The highlight of my experience at the Hawai’i Institute of Marine Biology (HIMB) Community Education Program is inspiring the next generation to be stewards of the land and sea.  One of the most memorable visits was a trip organized through the Make-a-Wish Foundation to fulfill a young girl’s wish of being a marine biologist.  Jayde is a bright and passionate 15-year old who has a love for the ocean.  Before she even stepped on to Coconut Island her excitement was evident.  She pointed at the colorful fish swimming amongst the coral near the pier, and giggled at the crabs scurrying along the wall.


Jayde visited HIMB with her two sisters and mother, who were all from Wisconsin, so they were all very excited to see the awesome marine life that HIMB has to offer.  The day started off in the morning with a quick tour, giving them a background of the rich history on Coconut Island.  Visitors love to learn how a previous owner built a zoo on the island, complete with elephants, camels, zebras, and even chimpanzees!  We also stopped by the scenic salt water pool, built by the same owner, Christian Holmes.


The view of Kane’ohe from the Hawai’i Institute of Marine Biology


One of the highlights of the morning was visiting the Holland Shark Lab and having some of the interns teach the group about the ongoing scalloped hammerhead research.  Jayde was thrilled to have the opportunity to feed the sharks. Kane’ohe Bay is a perfect location to research a variety of shark species, including the scalloped hammerhead Sphyrna lewini.  Every October, as many as 10,000 hammerheads are pupped in the bay, making it a great place to learn about their physiology, behaviors, feeding patterns, and movement.  The sharks in the lagoons of HIMB are used to test out tracking devices before they are used out in the wild.


Jayde feeding the sharks with the Holland Lab


The fun continued as they had some hands-on time to learn about invertebrates in our educational touch tank.  We discussed the importance of coral and even fed our mushroom coral to watch them catch the food particles on their tentacles and move the food towards their mouth.  The group giggled as they passed around the slimy sea cucumbers and prickly sea urchins, as we talked about the importance of each  organism in the marine ecosystem.  Jayde and her family even got to watch an octopus flash different colors as we fed it shrimp.  Chromatophores, or skin pigments, in their skin expand or shrink when stimulated by the nervous system, creating color patterns that can be changed instantly.
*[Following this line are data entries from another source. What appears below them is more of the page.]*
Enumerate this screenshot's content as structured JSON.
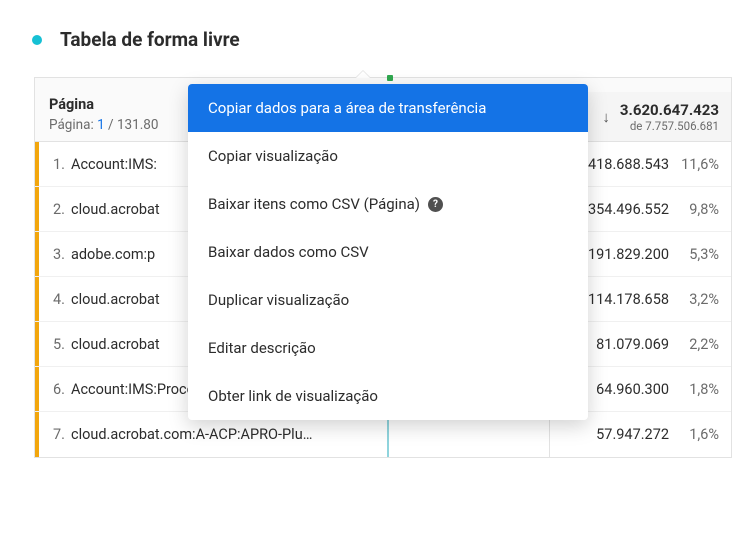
{
  "title": "Tabela de forma livre",
  "header": {
    "dimension_label": "Página",
    "paging_prefix": "Página:",
    "paging_current": "1",
    "paging_sep": "/",
    "paging_total": "131.80",
    "metric_value": "3.620.647.423",
    "metric_sub_prefix": "de",
    "metric_sub_value": "7.757.506.681"
  },
  "rows": [
    {
      "n": "1.",
      "label": "Account:IMS:",
      "value": "418.688.543",
      "pct": "11,6%"
    },
    {
      "n": "2.",
      "label": "cloud.acrobat",
      "value": "354.496.552",
      "pct": "9,8%"
    },
    {
      "n": "3.",
      "label": "adobe.com:p",
      "value": "191.829.200",
      "pct": "5,3%"
    },
    {
      "n": "4.",
      "label": "cloud.acrobat",
      "value": "114.178.658",
      "pct": "3,2%"
    },
    {
      "n": "5.",
      "label": "cloud.acrobat",
      "value": "81.079.069",
      "pct": "2,2%"
    },
    {
      "n": "6.",
      "label": "Account:IMS:Process:Complete",
      "value": "64.960.300",
      "pct": "1,8%"
    },
    {
      "n": "7.",
      "label": "cloud.acrobat.com:A-ACP:APRO-Plu…",
      "value": "57.947.272",
      "pct": "1,6%"
    }
  ],
  "menu": {
    "copy_clipboard": "Copiar dados para a área de transferência",
    "copy_viz": "Copiar visualização",
    "download_items_csv": "Baixar itens como CSV (Página)",
    "download_data_csv": "Baixar dados como CSV",
    "duplicate_viz": "Duplicar visualização",
    "edit_desc": "Editar descrição",
    "get_link": "Obter link de visualização",
    "help_glyph": "?"
  }
}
 Day Octopus Octopus cyanea


Our next activity was going out on a small boat to conduct a plankton tow.  This involves setting up the net, tying the rope to the boat, and tossing in the net for around 8 minutes as we slowly drove around the island.  This was a great time to get to know Jayde and hear about her interests relating to the sea.  She was so excited to be on a boat and learning about science.  After the tow we used our collection sample and headed to the beach house to observe the plankton under a microscope.  After a quick lunch, our volunteer, Mike, taught Jayde and her family about plankton and how important it is.  Did you know that in Hawaii, plankton is responsible for the production of around 75% of our oxygen!  After the exciting lesson, everyone received a few drops from the sample and drew the species they found on a worksheet.  Using a Kane’ohe plankton guide I helped create, everyone identified what they found.  The sample we collected was extremely diverse, filled with copepods, zoea (planktonic crabs), clam larvae, arrow worms, shrimp larvae, and so much more!


Their day ended with a visit to the black tipped reef shark/hammerhead lagoon, and a lesson in  invasive seaweed removal with the Super Sucker.  I loved sharing my experience with shark tagging with the group, as they were very curious on how the researchers catch and tag the sharks used for research.  Overall the day was made by seeing the bright smile of this child.  I am super excited for her future and I hope she goes on to study marine science, and works to protect our beautiful ocean.